Suasana hari yang cukup hangat setelah kemarin pagi hingga malam diguyur hujan yang yang sangat lebat. Joni memutuskan untuk berjalan-jalan sore di sekitaran lingkungan rumah kakek dan nenek. Walaupun sudah terasa hangat, pemuda pirang itu masih mengenakan jaketnya untuk berjaga-jaga adanya perubahan cuaca yang tidak terduga.

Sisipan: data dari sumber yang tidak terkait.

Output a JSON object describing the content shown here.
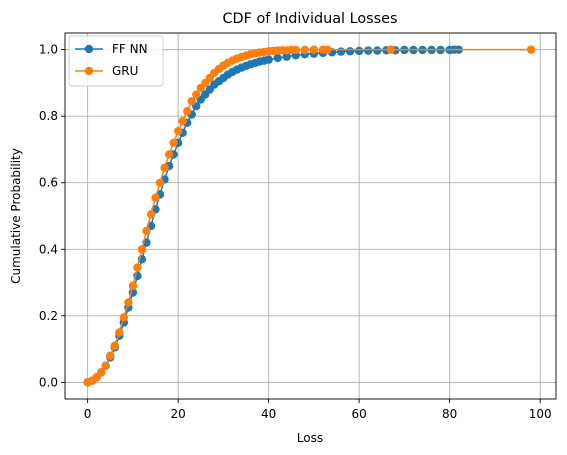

Dengan memasukkan kedua tangannya pada saku jaket, Joni sesekali menggumamkan sebuah lagu. Dia melewati lapangan yang dipenuhi oleh para remaja yang sedang bermain bola. Sayang sekali dia sedang tidak ingin bergabung, padahal dia juga merupakan seorang pemain bola.
Dia berhenti sejenak di tepi lapangan, mengamati para remaja yang saling berteriak untuk meminta operan bola. Ada beberapa remaja lain yang menonton. Joni hanya menduga kalau mereka sedang berlatih untuk sebuah pertandingan, nampak sekali mereka bermain dengan sungguh-sungguh dengan seseorang yang berperan sebagai pelatih sekaligus wasit diantaranya.
Joni tidak mengenal wasit itu, namun mereka saling bertukar senyum ketika pandangan keduanya bertemu. Masih muda, Joni memperkirakan kalau pria yang menjadi pelatih itu hanya selisih dua atau tiga tahun lebih tua darinya.
Joni melanjutkan langkahnya, kali ini dia menuju sebuah danau yang tidak begitu jauh. Sebuah danau buatan yang sebelumnya merupakan anak sungai yang sempat menjadi sumber air untuk warga desa, namun seiring berjalannya waktu, tempat itu diperbaiki dan dipasang jembatan penghubung antar RT sekaligus untuk tempat jalan-jalan yang cukup sering dikunjungi oleh warga karena masih baru dengan bangunan yang diwarna indah.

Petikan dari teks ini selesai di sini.